In short, an analyst at a left-of-center think tank believes Joe Biden “didn’t pay his fair share” of taxes in 2017 and 2018, questioned why the IRS let him off the hook, and said Congress should investigate. The only question is, why hasn’t the new Republican majority in the House begun doing exactly that?
Conservatives on Capitol Hill should be outraged by this latest development on several levels.
It demonstrates a double standard in which elite politicians get treated with kid gloves, allowing their mistakes (or malfeasance) to be swept under the rug. Does anyone in middle America believe that, if they had problems in prior years’ tax returns like the Bidens do, the IRS would fail to challenge their questionable behavior?
It also illustrates how the new IRS funding will be weaponized against ordinary Americans — including the middle class and small businesses — while Washington elites get off scot-free. And it shows the hypocrisy of both Biden and the Democrats in Congress; Biden is going around claiming Republicans want to undermine Medicare while going out of his way — using methods that tax experts believe violate IRS guidelines — to avoid paying Medicare taxes himself.
Newly armed with the House majority, Republicans in both chambers of Congress should absolutely investigate and demand answers. They should ask the Joint Committee on Taxation (JCT), Congress’s nonpartisan research arm, to determine whether the Bidens violated “reasonable compensation” guidelines for 2017 and 2018.
If JCT believes the Bidens did violate the IRS guidelines in 2017 and 2018, Congress should direct JCT to investigate the audit of the Bidens’ returns. Why did IRS employees not raise this issue? And, just for good measure, why did the IRS ignore my whistleblower complaint about this issue?
Republicans in the Senate should turn the pending nomination of Daniel Werfel as the next IRS commissioner into a referendum on how the service handled the Bidens’ returns. All Republicans should refuse to vote for the nominee unless and until the IRS provides more information about why the service did not investigate the Bidens’ 2017 and 2018 tax returns. If Republicans can persuade Senators like Joe Manchin, D-W.Va., or Kyrsten Sinema, I-Ariz., to vote against the nominee on those grounds, they could slow the nomination or stop it outright.

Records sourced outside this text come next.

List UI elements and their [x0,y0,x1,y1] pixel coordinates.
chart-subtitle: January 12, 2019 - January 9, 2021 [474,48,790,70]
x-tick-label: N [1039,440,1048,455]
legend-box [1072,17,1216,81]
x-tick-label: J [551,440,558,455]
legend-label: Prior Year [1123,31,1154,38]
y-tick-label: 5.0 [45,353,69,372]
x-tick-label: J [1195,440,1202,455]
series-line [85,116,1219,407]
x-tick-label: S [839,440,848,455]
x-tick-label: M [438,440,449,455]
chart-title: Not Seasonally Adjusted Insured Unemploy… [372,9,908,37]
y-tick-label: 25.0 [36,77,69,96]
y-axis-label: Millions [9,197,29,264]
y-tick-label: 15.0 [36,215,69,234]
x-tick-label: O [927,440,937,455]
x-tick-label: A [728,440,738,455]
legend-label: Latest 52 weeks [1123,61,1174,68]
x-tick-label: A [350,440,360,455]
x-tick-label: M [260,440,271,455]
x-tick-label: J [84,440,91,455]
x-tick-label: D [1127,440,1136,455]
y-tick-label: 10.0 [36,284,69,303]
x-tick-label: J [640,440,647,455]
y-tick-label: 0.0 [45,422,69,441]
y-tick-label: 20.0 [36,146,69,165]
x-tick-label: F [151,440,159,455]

After completing these initial steps, the House majority can go further. For instance, it could compel the IRS employee who let the Bidens off the hook to testify publicly about those actions, or it could subpoena the records of the Bidens’ accountant, Walter Deyhle, to determine whether the accountant was acting in good faith or aggressively trying to exploit a loophole.
But at minimum, Republicans in Congress need to start asking some hard questions about why a politician with such questionable tax behavior got off scot-free. Conservative lawmakers have spent the past year railing against the new authorities and funding the IRS received in the Democrats’ spending spree last summer — it’s time for them to use this issue to take action on the matter.